Kamar bereitet ihre Hochzeit mit Zaid vor. Beide freuen sich auf die Verbindung, obwohl Zaid als Olivenbauer als Ehefrau eigentlich eine zupackende Hand für die Plantagen benötigt. Man sieht es nicht so gern, dass eine Frau tanzen geht, während ihr Mann auf dem Acker arbeitet und die Ernte einholt. Kamar erhält von Zaids Vater ein kleines Fußkettchen aus Gold als Geschenk. Zaid ist ein aufgeschlossener Mann, der seiner Frau das Tanzen erlaubt und sie sogar ermuntert, es weiterhin zu tun - selbst, als er nach einem Einmarsch des israelischen Militärs gefangen genommen wird und im Knast landet. Das junge Paar leidet unter der Trennung, die Besuche im Gefängnis sind seelisch für alle Beteiligten anstrengend. Anrührend ist eine Szene, als die junge Ehefrau ihren Mann hinter Gittern bittet, sie doch zu küssen, worauf er sich einlässt - doch der Zungenkuss mit Eisenstäben dazwischen ruft sogleich die Ordnungshüter in Gestalt der Gefängniswärter auf den Plan, die diese Intimität sofort untersagen. Kamar beginnt, mit dem neuen Tanzlehrer neue Bewegungsformen zu erproben, wovon sie lange geträumt hat. Besonders wichtig sind die Übungen, sich fallen zu lassen - eine Vertrauensübung, die ihr nicht leicht fällt. Schließlich gelingt es ihr. Man kommt sich näher, Kamar gefällt dem Tanzlehrer, der Beirut und seine Truppe verließ, weil es die einzige Art war, als Tanzlehrer wieder in die Heimat und sein Land zurück zu kehren. Er hat alles verloren; nun fürchtet er, er könne auch Kamar verlieren, die ihm gefällt und mit der er gut arbeiten kann. Sie gibt ihm Halt und Hoffnung; das will er sich nicht wieder nehmen lassen. Kamar freut sich sehr über die unerwartete Freilassung ihres Mannes und bleibt bei ihm, tanzt aber weiter.

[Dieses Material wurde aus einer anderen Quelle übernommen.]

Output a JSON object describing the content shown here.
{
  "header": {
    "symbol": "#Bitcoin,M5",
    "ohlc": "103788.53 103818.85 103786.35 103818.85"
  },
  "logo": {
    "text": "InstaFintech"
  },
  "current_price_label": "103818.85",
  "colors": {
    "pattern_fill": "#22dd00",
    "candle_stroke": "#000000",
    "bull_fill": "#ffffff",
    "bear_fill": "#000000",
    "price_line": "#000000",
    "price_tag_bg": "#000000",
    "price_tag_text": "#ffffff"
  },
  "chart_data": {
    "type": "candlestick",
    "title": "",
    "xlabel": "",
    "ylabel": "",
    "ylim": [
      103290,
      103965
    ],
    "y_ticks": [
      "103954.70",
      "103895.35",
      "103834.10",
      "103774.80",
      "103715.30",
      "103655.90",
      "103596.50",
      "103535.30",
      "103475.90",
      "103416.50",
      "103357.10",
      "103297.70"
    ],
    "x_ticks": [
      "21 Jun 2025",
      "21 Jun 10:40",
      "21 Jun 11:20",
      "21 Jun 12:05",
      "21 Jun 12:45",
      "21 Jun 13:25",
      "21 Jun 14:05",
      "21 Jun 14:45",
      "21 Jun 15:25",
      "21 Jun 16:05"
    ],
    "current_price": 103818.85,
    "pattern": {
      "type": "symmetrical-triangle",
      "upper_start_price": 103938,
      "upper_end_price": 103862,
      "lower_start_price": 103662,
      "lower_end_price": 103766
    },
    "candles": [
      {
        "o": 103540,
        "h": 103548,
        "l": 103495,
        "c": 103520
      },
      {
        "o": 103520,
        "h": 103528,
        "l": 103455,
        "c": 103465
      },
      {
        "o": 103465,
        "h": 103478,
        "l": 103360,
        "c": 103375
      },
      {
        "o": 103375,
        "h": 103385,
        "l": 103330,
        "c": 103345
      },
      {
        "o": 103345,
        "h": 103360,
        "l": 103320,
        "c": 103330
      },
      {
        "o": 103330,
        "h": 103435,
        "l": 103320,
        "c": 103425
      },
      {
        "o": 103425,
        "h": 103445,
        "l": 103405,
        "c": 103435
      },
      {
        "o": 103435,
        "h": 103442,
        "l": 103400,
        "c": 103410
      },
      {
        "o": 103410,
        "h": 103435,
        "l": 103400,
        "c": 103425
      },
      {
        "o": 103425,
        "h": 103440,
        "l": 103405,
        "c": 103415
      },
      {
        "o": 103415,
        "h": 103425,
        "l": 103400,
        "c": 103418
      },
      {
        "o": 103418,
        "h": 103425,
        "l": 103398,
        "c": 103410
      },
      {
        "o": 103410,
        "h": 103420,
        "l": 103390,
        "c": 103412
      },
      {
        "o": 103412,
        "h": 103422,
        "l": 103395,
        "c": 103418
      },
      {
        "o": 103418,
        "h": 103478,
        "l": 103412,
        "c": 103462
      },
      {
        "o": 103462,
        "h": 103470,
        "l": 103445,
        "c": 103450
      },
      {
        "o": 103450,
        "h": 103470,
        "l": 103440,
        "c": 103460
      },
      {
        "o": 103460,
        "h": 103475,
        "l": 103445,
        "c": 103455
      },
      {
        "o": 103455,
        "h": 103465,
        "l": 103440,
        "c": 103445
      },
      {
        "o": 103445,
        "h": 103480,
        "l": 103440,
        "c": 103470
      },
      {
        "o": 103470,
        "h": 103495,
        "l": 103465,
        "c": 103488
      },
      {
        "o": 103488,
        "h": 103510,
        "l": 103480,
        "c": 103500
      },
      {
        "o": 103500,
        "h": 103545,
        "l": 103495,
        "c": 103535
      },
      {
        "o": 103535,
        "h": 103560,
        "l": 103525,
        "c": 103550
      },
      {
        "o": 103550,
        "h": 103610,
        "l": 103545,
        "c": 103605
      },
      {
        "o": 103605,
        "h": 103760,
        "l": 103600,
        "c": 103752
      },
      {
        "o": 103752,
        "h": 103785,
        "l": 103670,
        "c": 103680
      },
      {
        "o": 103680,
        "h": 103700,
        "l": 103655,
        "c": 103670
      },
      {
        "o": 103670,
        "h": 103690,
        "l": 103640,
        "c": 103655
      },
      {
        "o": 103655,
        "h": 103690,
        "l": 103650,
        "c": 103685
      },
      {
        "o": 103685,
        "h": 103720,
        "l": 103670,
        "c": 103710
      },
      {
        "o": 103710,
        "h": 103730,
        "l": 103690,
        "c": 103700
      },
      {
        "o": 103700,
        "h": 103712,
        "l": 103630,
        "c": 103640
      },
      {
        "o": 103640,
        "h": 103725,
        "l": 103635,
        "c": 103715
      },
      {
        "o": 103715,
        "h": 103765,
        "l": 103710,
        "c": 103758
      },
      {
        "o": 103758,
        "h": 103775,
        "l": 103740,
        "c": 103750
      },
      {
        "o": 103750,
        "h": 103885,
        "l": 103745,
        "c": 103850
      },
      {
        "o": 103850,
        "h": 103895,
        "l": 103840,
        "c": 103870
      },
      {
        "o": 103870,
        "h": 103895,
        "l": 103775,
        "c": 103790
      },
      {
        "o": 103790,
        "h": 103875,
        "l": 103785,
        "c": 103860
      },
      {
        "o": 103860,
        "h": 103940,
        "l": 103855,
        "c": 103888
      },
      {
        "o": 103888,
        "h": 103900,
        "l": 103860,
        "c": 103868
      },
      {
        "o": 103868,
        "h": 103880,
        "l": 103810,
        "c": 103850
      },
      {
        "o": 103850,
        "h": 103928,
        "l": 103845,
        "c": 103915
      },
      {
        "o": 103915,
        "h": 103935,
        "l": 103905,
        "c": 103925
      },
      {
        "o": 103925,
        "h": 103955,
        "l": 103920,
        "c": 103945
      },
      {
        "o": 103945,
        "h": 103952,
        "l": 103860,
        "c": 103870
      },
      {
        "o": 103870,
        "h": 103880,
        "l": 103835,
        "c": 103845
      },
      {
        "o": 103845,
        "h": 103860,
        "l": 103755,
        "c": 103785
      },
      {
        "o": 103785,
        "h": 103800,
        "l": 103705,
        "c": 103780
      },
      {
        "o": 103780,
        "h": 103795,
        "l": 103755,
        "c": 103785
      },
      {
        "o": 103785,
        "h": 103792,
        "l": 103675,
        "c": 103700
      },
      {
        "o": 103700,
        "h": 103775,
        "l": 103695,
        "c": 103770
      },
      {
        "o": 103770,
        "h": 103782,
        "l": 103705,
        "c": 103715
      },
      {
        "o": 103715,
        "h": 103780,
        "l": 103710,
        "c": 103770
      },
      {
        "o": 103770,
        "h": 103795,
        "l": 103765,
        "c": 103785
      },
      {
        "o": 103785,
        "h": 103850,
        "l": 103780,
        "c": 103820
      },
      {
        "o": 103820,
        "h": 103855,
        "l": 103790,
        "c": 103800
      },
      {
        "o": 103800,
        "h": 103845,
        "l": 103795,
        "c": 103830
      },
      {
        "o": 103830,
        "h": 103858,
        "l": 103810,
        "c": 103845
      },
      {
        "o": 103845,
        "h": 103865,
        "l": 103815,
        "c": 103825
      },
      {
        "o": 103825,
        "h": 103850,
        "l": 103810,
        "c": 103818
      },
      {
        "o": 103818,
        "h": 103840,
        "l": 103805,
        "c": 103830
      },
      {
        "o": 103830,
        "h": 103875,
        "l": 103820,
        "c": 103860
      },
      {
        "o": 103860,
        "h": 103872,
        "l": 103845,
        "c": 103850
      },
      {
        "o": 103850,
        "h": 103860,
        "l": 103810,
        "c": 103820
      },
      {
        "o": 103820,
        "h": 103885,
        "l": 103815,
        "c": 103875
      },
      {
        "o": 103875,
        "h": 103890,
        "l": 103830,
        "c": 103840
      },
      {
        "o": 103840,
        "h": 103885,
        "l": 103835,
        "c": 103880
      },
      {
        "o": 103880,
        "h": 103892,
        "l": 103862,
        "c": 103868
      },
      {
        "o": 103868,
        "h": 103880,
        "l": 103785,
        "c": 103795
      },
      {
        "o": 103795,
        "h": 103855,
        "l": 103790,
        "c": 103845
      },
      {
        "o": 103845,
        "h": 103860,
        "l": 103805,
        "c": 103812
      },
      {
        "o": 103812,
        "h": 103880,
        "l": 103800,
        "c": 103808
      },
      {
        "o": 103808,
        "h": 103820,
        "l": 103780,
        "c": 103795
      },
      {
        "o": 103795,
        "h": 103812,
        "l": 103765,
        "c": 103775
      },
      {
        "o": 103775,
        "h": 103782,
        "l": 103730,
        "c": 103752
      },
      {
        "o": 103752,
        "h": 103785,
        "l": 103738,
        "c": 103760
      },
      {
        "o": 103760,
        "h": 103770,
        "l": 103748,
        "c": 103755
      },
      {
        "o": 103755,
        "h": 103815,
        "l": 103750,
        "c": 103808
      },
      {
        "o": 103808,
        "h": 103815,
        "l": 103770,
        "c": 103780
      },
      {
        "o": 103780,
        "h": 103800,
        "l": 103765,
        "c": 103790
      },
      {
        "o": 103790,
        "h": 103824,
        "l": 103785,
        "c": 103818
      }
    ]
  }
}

"Pomegranates and Myrrh" zeigt den Nahostkonflikt in unspektakulärer Weise, ebenso wie den Mut der Bevölkerung am Beispiel einer Frau - einer älteren, aber immer noch äußerst attraktiven Kaffeehaus-Besitzerin -, sich den schwer bewaffneten Soldaten nur mit Worten entgegen zu stellen, sie aufzufordern, ihre Gewehre abzulegen, man wolle Frieden und endlich in Ruhe arbeiten können! Sie weist die israelischen Soldaten heftig zurecht: Hier, in Ramallah, würde man Arabisch sprechen, nicht Hebräisch. Das Finale bildet, nach der unerwarteten, rechtzeitigen Freilassung von Zaid aus dem Gefängnis, eine erste Tanzaufführung des Ensembles unter der Leitung des neuen Tanzlehrers auf einer provisorischen Freiluftbühne mit dem Titel: "Granatäpfel und Myrrhe". Zaid kommt gerade rechtzeitig, um seine Frau auf der Bühne zu sehen, nachdem er in der Olivenölmühle ihr verlorenes Fußglöckchen auf dem Boden gefunden hat - das ihm bestätigt, das sie sich während seiner Zeit im Gefängnis um die Olivenernte gekümmert hat. Ein vergleichsweise ruhiger Film, der ohne offene Gewalt und Blutvergießen auskommt und dem Konflikt zwischen Palästinensern und Israelis die kreative, künstlerische Kulturarbeit entgegensetzt.